The resolution's amendment to the rules and procedures also clarified that, for committees:
* the chairman has all the same rights as other committee members, including the right to vote, but may not count his/her vote twice to break a tie;
* a majority of committee members must be present in order for the committee to conduct business, but only a voting majority of those present is needed to pass motions or elect officers ; and,
* those members abstaining shall not be counted toward a majority vote.
The resolution passed 13-3, with Commissioners Margaret Greenway, Phil King and Rennie Hopson absent.
Commissioners Quillen, Kiker, and Jimmy Sams voted against the resolution.
Commissioners were also divided in their vote in regard to an allocation of $1,383 from the county's Capital Projects Fund to cover the cost of twice having had to rent lifts to survey extensive water damage to the Greene County Courthouse and present the situation to bidders.
Commissioner Tim White questioned if any work had been done to address the problem. Mayor Broyles said only temporary patching was needed at this time.
Meanwhile, Broyles said the county needs to first address a leaking roof at the Greene County Detention Center, which he said is allowing water to "pour" into the building.
He indicated that the county is taking bids for the project.
White also questioned the length of use for the lifts. Purchasing Agent Diane Swatzell said that both rentals were for half-days.
"$650 per half day is pretty steep," White replied.
The commission voted 15-2 in favor of the allocation, with White and Commissioner John Waddle voting against the measure.
In other business, the commission unanimously approved the following budgetary items:
* allocation of $145,873 in carryover funds from a 2010 Federal Homeland Security Grant to the Greene County Emergency Management Agency (EMA) for equipment, supplies and training;
* allocation of $48,436 in carryover funds from the 2011 Federal Homeland Security Grant to EMA for equipment;
* acceptance of a $9,371 Appalachian High-Intensity Drug Trafficking Area (HIDTA) Subrecipient Grant for overtime payments for undercover and other drug investigations;
* allocation of $16,480 for the Sexual Offender Registration reserve, which comes from fees to recover the costs associated with updating the sexual offenders' fingerprints, palm prints, photograph, and TBI registration form; and,
* reapproval of $5,500 for the pouring of two concrete slabs for new compactors at what will be the new site of the Hal Henard Road Convenience Center.
The money had been appropriated in the 2011-2012 fiscal year, but the project was delayed when the County Commissioners approved moving the center for safety reasons.

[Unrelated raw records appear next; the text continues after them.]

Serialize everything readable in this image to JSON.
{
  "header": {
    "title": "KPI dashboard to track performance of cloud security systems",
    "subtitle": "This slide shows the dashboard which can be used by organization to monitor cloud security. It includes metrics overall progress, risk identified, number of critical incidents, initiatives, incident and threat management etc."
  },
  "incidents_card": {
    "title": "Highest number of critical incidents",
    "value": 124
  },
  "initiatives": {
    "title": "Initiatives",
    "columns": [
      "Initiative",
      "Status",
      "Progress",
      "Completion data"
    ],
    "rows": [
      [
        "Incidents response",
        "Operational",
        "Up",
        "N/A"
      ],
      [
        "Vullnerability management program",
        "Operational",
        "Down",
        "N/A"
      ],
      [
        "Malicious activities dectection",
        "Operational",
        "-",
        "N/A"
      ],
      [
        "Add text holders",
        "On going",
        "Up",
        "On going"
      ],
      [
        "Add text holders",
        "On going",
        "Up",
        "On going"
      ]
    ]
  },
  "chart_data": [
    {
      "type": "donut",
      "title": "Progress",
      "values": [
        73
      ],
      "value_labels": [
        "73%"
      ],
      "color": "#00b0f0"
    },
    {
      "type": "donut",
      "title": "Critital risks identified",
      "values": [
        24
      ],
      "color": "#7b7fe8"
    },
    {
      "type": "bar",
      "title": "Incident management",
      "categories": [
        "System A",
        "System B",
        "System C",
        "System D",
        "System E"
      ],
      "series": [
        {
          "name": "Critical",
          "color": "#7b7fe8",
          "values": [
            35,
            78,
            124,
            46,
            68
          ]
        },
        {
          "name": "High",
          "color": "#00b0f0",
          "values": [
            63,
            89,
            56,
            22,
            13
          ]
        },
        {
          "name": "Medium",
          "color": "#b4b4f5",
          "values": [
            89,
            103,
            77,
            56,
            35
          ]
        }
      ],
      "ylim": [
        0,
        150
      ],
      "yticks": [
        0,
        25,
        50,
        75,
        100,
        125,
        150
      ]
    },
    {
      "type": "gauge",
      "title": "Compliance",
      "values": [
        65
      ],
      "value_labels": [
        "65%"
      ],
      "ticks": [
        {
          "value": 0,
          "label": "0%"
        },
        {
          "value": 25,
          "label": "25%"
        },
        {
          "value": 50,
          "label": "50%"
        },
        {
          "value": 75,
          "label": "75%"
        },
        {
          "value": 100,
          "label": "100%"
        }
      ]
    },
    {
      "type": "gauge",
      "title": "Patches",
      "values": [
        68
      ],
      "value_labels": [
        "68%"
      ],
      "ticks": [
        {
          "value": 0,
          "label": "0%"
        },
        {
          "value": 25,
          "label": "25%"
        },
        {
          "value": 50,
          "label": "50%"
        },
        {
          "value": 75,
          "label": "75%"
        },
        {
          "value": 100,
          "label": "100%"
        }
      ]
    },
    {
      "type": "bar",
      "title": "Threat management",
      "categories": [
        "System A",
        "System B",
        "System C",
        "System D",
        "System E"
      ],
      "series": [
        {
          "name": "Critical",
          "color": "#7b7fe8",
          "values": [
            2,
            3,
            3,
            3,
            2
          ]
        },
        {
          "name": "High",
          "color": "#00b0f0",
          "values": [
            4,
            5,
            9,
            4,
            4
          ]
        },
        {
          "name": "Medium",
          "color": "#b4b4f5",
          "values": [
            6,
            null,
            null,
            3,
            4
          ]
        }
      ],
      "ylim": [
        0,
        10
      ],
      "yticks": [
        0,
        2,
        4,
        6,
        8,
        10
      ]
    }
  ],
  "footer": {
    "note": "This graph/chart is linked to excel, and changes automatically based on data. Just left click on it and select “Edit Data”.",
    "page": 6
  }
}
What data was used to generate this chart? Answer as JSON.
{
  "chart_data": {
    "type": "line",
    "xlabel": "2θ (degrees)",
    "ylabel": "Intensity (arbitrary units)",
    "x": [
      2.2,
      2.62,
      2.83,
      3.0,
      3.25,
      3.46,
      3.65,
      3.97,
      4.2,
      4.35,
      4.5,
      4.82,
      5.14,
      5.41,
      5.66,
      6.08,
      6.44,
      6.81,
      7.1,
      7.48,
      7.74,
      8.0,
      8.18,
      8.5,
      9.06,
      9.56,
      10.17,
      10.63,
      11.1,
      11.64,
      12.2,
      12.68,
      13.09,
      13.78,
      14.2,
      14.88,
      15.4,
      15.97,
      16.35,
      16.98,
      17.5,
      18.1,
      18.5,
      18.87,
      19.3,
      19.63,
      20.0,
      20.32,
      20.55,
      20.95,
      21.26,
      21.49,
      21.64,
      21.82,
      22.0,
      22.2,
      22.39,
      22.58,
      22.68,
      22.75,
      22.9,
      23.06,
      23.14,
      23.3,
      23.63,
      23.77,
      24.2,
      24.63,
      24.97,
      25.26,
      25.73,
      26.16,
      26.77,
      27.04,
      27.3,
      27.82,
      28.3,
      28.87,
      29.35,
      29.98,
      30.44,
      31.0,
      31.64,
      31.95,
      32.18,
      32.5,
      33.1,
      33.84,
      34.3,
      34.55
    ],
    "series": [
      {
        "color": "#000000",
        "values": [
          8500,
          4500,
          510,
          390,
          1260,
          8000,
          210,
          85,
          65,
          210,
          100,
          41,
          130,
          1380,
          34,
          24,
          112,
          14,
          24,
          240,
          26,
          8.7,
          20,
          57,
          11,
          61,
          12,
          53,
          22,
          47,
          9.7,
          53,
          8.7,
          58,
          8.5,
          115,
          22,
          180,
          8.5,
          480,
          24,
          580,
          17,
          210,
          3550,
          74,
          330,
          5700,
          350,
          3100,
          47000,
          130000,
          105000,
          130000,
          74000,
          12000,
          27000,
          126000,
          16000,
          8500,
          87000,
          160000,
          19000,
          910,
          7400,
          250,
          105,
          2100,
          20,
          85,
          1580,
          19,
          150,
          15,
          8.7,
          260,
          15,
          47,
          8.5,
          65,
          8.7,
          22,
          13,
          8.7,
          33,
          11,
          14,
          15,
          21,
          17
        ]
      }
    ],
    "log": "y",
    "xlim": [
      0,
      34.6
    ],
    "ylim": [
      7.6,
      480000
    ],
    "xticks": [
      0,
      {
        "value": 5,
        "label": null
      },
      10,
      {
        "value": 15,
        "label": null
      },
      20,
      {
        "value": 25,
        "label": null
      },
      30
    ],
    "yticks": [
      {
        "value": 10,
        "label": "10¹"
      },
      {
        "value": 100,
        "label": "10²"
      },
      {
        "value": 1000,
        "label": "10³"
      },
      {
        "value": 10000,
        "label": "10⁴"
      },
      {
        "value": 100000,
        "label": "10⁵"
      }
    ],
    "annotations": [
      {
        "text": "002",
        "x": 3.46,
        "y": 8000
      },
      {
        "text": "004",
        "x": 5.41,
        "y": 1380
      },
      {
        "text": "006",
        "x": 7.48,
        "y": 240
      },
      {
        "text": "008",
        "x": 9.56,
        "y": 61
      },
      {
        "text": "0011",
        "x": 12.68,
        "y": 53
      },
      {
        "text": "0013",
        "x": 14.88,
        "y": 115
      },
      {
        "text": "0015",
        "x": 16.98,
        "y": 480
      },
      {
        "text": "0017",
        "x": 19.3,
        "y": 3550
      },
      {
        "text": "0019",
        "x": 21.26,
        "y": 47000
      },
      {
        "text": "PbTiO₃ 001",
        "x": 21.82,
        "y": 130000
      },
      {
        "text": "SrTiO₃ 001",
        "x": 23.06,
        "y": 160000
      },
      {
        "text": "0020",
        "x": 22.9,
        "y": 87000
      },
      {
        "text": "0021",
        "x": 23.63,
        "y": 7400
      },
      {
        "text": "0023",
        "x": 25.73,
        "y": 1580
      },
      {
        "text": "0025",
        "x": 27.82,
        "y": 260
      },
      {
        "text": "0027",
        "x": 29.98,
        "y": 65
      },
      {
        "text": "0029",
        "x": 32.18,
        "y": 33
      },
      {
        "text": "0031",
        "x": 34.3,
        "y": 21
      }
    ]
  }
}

The funds moved back into the Solid Waste Department Fund Balance when they were not used in the prior fiscal year.
The commission also approved a resolution to correct two spreadsheet calculation errors related to the costs of increasing county employee salaries by 2 percent, as approved by the commission as part of the recent property tax increase.
County Budget Director Mary Shelton explained that the error did not increase the salary of a part-time employee in the Agriculture Extension Service Department -- as should have been done -- but did increase the salary of a paraprofessional in the Inspections and Regulations budget by 4 percent -- as should not have been done.
The resolution deducted the extra $180 from the paraprofessional and transfered it to the part-time employee to correct the problem.
Finally, the commission appointed Commissioner Lloyd "Hoot" Bowers to serve as secretary of the Kinser Park Commission to fill the vacancy created by the death of Commissioner Brenda Grogan earlier this year.